Ils notent également que les métamatériaux cellulaires présentent souvent des symétries, de sorte que seule une petite partie de la structure doit être représentée. Le reste peut être construit en faisant pivoter et en reflétant la pièce initiale. "En combinant ces deux observations, nous sommes arrivés à l'idée que les métamatériaux cellulaires peuvent être bien représentés sous forme de structures graphiques", a-t-elle déclaré.

Grâce à une représentation graphique, les utilisateurs peuvent construire des squelettes de métamatériaux à l'aide de blocs de construction créés à partir de sommets et d'arêtes. Par exemple, pour créer une structure de poutre, vous placez un sommet à chaque extrémité de la poutre et vous les connectez par une ligne. L'utilisateur utilise ensuite la fonction sur cette ligne pour spécifier l'épaisseur de la poutre, qui peut varier de manière à ce qu'une partie de la poutre soit plus épaisse qu'une autre.

Le processus est similaire pour les surfaces : l'utilisateur marque les caractéristiques les plus importantes avec des sommets, puis sélectionne un solveur pour déduire le reste de la surface. Ces solveurs faciles à utiliser permettent même aux utilisateurs de construire rapidement des métamatériaux très complexes appelés surfaces minimales tripiodiques (TPMS). Ces structures sont très puissantes, mais le processus habituel de leur développement est ardu et sujet à l’échec.

"Avec notre démonstration, vous pouvez également commencer à combiner ces formes. Peut-être que des cellules contenant à la fois des structures TPMS et des structures de poutres pourraient vous donner des propriétés intéressantes. Mais jusqu'à présent, ces combinaisons n'ont pas été explorées à un quelconque degré", a-t-elle déclaré.

À la fin du processus, le système génère l'intégralité du processus basé sur un graphique, montrant chaque action entreprise par l'utilisateur pour arriver à la structure finale - tous les sommets, arêtes, solveurs, transformations et opérations d'épaississement.

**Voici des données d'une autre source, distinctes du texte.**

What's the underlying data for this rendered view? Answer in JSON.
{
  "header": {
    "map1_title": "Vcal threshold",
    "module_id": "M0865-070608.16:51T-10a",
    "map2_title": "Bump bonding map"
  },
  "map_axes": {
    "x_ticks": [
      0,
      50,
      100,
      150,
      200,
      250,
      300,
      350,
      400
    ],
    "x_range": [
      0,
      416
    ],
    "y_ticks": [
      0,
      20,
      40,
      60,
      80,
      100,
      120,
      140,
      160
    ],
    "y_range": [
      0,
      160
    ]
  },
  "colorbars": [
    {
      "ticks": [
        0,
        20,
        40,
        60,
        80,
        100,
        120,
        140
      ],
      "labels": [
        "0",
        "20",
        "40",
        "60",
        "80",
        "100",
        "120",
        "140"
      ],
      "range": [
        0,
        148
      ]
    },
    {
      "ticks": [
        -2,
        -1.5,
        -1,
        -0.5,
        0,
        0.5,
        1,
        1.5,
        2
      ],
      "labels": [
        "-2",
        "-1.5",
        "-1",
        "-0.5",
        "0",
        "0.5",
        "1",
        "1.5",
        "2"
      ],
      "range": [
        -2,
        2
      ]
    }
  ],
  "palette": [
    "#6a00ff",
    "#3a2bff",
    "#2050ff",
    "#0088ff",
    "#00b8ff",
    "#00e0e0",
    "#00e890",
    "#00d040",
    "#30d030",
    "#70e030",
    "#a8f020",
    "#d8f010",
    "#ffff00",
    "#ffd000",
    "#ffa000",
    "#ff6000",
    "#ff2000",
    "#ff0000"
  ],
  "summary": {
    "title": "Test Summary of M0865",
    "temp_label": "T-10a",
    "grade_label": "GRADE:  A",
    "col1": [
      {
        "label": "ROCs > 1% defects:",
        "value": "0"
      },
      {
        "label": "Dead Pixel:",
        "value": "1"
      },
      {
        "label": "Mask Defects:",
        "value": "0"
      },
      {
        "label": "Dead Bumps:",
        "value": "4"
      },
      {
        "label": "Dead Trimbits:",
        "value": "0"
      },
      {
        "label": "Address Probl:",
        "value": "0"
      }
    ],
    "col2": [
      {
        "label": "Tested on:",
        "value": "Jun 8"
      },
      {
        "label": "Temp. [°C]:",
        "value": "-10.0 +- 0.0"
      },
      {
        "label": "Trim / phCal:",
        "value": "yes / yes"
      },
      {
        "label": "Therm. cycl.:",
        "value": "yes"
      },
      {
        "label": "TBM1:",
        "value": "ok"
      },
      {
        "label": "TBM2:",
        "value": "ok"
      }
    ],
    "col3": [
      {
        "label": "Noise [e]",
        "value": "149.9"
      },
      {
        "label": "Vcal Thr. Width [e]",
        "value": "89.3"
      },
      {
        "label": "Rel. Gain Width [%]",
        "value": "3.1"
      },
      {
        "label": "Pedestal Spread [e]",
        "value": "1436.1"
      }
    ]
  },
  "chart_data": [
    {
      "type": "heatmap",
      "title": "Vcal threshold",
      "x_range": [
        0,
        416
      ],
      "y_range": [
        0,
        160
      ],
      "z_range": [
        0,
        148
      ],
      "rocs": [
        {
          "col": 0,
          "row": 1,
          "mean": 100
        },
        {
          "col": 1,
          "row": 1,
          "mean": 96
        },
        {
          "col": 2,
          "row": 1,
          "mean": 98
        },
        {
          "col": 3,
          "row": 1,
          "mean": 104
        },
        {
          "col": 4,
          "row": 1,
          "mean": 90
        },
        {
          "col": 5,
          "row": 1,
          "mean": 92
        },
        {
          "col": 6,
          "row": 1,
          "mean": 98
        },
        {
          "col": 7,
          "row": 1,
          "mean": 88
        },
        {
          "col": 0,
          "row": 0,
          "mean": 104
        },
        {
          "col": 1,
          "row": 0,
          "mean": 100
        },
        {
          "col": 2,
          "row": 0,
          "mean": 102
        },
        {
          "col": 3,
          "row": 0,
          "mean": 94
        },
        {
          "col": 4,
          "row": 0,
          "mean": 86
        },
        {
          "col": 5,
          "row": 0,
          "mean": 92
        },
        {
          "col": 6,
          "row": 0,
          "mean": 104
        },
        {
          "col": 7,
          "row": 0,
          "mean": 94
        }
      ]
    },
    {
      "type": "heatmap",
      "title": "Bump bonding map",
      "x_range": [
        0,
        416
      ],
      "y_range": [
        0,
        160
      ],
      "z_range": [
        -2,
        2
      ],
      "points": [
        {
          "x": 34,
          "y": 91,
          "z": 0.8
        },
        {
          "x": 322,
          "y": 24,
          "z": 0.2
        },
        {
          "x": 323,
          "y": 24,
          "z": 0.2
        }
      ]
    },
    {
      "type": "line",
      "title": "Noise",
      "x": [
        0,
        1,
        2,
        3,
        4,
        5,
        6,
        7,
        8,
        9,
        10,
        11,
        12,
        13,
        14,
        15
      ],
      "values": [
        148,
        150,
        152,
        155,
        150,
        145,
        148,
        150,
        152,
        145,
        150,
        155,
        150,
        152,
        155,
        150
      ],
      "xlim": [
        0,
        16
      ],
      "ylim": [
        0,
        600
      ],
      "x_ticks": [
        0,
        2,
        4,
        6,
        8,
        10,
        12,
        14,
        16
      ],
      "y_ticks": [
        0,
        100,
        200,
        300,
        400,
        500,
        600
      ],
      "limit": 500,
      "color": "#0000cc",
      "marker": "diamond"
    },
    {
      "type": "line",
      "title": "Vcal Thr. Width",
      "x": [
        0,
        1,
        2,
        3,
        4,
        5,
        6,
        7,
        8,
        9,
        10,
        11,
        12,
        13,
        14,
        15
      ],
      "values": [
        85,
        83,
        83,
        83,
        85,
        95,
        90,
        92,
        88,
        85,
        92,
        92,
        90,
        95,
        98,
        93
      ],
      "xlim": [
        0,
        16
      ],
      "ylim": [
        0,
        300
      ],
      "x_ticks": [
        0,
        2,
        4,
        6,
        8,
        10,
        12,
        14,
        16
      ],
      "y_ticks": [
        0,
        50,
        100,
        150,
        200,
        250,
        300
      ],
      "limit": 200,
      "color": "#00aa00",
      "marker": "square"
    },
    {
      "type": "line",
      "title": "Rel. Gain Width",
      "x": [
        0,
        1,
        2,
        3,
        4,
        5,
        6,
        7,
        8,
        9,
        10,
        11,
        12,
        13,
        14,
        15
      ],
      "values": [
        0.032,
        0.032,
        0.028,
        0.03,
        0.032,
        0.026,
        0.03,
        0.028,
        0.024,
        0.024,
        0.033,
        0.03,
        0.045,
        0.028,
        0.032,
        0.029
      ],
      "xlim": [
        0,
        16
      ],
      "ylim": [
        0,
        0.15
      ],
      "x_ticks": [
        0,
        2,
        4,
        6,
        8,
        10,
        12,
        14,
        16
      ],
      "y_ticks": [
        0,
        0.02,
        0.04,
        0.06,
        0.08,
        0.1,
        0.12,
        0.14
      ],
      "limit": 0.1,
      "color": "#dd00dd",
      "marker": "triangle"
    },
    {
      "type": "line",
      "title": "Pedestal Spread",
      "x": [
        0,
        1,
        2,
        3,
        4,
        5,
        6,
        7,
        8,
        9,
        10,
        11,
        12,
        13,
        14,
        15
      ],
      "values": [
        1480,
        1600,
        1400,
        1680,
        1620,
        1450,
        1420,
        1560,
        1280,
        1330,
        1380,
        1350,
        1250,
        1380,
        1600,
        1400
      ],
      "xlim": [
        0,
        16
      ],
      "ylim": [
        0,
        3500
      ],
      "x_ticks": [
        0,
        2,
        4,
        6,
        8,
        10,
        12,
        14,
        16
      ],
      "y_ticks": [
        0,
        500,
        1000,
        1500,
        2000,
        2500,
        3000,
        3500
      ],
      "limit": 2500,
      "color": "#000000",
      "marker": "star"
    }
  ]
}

Dans l'interface utilisateur, les concepteurs peuvent prévisualiser la structure actuelle à tout moment du processus de construction et prédire directement certaines propriétés, telles que sa rigidité. L'utilisateur peut ensuite ajuster certains paramètres de manière itérative et les évaluer à nouveau jusqu'à ce qu'une conception appropriée soit obtenue.

Les chercheurs ont utilisé leur système pour recréer la structure des métamatériaux dans de nombreuses classes uniques. Une fois le squelette conçu, la génération de chaque structure métamatérielle ne prend que quelques secondes.

Ils ont également créé des algorithmes d’exploration automatisés, donnant à chaque algorithme un ensemble de règles, puis les laissant librement entrer dans leur système. Lors d’un test, l’algorithme a renvoyé plus de 1 000 structures potentielles basées sur des fermes en une heure environ.

De plus, les chercheurs ont mené une étude auprès d’utilisateurs auprès de 10 personnes ayant peu ou pas d’expérience en modélisation de métamatériaux. Les utilisateurs ont pu modéliser avec succès les six structures qui leur ont été fournies, et la plupart ont convenu que la représentation du diagramme du programme rendait le processus plus facile.

"Nos représentants rendent une variété de structures plus accessibles. Nous sommes particulièrement satisfaits de la possibilité pour les utilisateurs de générer des TPMS. Ces structures complexes sont souvent difficiles à générer, même pour les experts. Néanmoins, l'un des TPMS de notre étude avait le temps de modélisation moyen le plus bas des six structures, ce qui est surprenant et passionnant", a-t-elle déclaré.

À l’avenir, les chercheurs espèrent améliorer leur technique en incorporant des procédures d’épaississement osseux plus complexes afin que le système puisse simuler une plus large gamme de formes. Ils souhaitent également continuer à explorer l’utilisation d’algorithmes générés automatiquement.

À plus long terme, ils espèrent utiliser le système pour effectuer une ingénierie inverse, où les propriétés matérielles souhaitées sont spécifiées, puis des algorithmes sont utilisés pour trouver la structure métamatérielle optimale.